MutantClannfear, December 2nd, 2014
Written based on this version: 2013, Cassette, Blud Auk Tapes (Reissue, Limited edition)

I bought this tape around the same time as Baphometic Dawn's. "They share members," I thought. "Surely if one of them is good, the other one will be too!" Oh, how foolish of me. Baphometic Dawn are complete ass, and Bearing Gruesome Cargo are the sole bearers of quality between the two of them. Granted, this still isn't anything I'd go gaga over, but it does feel like a cohesive release with a fully fleshed-out style that actually kind of makes sense.

Bearing Gruesome Cargo play nassty black/grind with a capital ASS. It's raw, filthy, uncompromising, and insults your girlfriend while you're not in the room. If you read "black/grind" and your mind went to Anaal Nathrakh, stop. Not even close. Anaal Nathrakh are like the fucking Beegees compared to BGC. It's seriously almost offensive how fast this music is most of the time. I listen to this and I'm tempted to yell at the drummer "HEY WHAT THE HELL DO YOU THINK YOU'RE DOING", because Jesus Christ. The riffs are nothing special, I guess - most are simplistic tremolo patterns typical of black metal/punk hybrids, though there are some strangely dissonant sections like the one that pops up a couple times in "No Compromise in the Defense of Mother Nothing" - but their impact is amplified by the absurdly raw and noisy production, which has turned the guitar into a big fat chunk of analog noise that happens to also carry melody. The shrieked (and occasionally growled) vocals are legitimately cool, though the quality of their recording seems to fluctuate throughout the release, which is kind of a bummer.

The entire performance can, and does, get pretty overwhelming. When the band are at full blast, it's basically a wall of noise with some vague bassy melodies stuck underneath. Fortunately, at 13 minutes, Black Dada Nihilismus doesn't really have time to overstay its welcome. Its two-minute songs blow over you one after the other like a steamroller parade and just like that, it's over. My pressing of this tape (and also the only pressing that anybody outside of Anchorage is likely to own) also includes a full live set by the band, featuring all the songs included on the original demo.
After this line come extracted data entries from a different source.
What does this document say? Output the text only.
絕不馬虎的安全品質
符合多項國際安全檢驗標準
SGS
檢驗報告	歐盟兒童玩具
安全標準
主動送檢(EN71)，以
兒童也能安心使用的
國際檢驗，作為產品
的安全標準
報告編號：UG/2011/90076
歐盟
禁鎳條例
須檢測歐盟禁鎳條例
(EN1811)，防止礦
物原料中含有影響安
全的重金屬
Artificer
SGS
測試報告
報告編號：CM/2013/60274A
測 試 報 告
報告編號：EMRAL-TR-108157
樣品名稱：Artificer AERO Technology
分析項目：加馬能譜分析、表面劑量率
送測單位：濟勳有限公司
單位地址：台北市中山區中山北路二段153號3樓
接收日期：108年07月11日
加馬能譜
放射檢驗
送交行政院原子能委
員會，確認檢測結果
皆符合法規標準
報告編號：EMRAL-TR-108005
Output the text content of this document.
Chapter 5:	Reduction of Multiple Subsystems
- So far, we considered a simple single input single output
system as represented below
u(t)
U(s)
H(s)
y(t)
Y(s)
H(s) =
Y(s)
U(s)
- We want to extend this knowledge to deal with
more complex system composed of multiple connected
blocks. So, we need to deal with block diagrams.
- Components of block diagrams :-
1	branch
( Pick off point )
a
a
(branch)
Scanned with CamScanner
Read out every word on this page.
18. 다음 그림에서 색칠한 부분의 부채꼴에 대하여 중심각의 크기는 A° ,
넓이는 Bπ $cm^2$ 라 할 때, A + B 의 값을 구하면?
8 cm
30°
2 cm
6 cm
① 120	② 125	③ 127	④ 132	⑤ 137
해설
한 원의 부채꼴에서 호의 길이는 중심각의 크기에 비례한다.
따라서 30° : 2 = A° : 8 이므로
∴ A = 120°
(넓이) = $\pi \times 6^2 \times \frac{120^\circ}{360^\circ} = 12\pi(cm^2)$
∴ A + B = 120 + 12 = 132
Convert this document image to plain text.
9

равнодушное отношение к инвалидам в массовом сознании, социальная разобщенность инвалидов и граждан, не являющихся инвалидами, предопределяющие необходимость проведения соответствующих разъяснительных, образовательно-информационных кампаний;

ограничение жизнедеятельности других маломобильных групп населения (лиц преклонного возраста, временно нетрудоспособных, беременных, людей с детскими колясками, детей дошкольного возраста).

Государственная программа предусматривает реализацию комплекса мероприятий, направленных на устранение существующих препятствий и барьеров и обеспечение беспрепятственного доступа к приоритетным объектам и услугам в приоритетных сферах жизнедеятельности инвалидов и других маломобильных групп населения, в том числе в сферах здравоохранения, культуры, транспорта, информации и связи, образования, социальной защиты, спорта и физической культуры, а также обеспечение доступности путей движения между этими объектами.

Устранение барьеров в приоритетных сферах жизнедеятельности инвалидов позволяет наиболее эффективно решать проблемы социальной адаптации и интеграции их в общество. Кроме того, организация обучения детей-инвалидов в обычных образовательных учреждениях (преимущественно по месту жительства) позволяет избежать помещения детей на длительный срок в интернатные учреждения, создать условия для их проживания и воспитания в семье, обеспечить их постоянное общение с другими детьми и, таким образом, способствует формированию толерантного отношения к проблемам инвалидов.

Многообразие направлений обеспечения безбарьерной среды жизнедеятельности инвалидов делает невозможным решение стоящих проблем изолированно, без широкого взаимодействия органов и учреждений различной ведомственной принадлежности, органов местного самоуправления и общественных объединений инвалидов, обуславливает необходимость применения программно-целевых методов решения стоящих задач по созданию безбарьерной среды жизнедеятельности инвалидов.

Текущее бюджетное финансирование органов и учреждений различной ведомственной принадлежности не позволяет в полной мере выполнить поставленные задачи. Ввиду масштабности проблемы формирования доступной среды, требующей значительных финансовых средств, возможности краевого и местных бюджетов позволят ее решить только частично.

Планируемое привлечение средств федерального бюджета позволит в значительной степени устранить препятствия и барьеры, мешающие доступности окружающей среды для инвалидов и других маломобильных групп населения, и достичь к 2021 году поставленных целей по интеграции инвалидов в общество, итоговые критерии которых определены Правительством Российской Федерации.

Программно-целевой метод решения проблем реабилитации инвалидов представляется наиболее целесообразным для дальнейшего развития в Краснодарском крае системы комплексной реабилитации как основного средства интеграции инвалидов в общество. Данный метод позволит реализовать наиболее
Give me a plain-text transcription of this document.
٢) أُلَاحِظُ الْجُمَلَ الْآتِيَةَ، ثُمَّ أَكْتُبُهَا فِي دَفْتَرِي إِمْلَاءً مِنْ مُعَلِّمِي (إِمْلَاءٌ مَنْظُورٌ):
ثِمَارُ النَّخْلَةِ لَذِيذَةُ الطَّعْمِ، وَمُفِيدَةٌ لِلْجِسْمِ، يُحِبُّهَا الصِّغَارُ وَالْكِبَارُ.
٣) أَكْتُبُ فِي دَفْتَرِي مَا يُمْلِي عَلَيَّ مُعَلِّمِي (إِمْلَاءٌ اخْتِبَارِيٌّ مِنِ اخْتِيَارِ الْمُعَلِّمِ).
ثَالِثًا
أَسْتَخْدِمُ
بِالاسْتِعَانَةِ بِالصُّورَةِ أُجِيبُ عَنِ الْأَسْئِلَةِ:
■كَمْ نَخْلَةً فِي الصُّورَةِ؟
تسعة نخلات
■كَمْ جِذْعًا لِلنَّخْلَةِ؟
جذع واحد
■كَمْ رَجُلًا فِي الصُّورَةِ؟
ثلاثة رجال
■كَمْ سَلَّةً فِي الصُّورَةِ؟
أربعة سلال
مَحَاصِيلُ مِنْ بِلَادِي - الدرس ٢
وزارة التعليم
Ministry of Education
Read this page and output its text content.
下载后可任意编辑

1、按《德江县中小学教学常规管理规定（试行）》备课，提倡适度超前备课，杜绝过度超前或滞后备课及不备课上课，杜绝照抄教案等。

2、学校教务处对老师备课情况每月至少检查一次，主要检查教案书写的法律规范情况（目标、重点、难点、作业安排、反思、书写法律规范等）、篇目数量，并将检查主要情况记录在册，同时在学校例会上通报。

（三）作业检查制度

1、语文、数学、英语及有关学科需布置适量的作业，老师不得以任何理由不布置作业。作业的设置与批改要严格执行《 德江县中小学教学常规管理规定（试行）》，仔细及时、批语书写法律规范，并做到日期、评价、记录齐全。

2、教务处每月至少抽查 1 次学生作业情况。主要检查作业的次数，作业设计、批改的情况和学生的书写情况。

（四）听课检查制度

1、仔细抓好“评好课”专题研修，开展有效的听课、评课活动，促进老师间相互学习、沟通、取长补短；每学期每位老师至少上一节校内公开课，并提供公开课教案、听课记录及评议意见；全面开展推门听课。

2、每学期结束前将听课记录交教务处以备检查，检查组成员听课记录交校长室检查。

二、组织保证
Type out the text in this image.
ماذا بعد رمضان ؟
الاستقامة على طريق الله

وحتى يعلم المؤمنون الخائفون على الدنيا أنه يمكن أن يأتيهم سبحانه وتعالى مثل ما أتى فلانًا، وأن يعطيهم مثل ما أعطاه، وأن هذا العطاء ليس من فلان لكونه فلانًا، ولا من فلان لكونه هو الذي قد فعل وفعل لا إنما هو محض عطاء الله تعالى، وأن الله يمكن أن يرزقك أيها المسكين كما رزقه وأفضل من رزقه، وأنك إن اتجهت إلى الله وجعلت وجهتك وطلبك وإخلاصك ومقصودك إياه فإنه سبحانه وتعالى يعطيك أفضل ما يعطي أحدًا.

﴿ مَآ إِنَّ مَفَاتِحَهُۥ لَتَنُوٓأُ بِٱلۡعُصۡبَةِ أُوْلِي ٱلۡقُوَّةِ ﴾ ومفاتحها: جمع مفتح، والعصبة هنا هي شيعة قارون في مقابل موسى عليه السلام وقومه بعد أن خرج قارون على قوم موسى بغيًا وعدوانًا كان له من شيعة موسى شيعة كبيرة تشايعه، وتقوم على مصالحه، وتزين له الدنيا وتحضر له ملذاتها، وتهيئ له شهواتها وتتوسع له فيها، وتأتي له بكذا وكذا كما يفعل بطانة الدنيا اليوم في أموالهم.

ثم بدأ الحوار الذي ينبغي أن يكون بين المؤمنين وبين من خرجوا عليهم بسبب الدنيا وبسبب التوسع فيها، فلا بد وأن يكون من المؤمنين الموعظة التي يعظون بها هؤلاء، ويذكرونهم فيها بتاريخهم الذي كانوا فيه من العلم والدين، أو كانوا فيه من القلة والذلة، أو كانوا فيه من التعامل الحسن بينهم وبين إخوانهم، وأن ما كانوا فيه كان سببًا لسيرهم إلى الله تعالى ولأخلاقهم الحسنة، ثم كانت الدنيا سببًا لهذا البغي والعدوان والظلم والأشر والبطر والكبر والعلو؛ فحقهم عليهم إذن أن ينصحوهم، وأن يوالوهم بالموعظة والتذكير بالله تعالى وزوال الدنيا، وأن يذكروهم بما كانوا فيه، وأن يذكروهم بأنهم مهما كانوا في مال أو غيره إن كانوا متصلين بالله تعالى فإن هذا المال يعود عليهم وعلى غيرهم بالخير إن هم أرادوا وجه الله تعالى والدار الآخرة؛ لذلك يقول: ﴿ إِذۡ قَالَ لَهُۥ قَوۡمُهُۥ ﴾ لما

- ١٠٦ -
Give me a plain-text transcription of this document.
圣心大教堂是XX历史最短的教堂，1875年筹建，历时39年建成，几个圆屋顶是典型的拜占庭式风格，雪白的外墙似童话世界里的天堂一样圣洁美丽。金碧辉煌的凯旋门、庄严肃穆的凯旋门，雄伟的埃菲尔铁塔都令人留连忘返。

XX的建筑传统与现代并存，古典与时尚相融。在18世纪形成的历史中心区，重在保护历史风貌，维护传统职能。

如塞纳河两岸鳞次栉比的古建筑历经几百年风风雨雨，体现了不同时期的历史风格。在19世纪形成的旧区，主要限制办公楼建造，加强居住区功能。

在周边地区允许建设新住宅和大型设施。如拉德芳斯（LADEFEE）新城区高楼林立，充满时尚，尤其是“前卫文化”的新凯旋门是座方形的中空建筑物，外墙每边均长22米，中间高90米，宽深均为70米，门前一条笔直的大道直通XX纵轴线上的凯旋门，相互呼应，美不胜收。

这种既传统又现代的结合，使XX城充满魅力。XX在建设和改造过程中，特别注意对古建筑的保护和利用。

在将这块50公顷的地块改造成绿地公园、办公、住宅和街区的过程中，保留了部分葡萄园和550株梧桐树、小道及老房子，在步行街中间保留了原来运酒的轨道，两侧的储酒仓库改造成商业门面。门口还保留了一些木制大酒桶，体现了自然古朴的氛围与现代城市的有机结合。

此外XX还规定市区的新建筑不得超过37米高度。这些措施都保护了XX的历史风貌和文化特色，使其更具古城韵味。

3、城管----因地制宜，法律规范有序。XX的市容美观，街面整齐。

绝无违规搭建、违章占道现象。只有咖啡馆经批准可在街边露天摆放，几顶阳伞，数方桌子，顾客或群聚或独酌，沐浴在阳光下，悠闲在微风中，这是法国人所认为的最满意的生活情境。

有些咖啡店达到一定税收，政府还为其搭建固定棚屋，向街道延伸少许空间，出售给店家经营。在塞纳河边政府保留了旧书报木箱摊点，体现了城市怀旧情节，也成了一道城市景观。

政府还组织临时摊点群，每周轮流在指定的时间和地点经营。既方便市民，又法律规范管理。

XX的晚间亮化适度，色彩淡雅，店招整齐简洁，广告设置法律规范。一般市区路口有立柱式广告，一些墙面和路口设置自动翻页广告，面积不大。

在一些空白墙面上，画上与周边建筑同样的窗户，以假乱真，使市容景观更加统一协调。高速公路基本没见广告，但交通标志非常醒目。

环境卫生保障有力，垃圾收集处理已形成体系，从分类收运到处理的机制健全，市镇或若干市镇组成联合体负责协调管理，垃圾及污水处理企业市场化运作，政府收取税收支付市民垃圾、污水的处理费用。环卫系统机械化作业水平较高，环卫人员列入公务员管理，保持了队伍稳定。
It's also pretty nice, if inessential. It's pretty cool to hear the riffs in a somewhat less noisy context to hear what exactly is going on, but as a trade off, half of the songs don't seem to have vocals of any sort.

This is a decent release and I listen to it once in a blue moon, if only because I don't own a lot of actual black/grind and Bearing Gruesome Cargo are a good way to sate that particular urge on the rare occasion that it arises. I imagine only genre fanatics will think anything more of it than "pretty cool sometimes", though.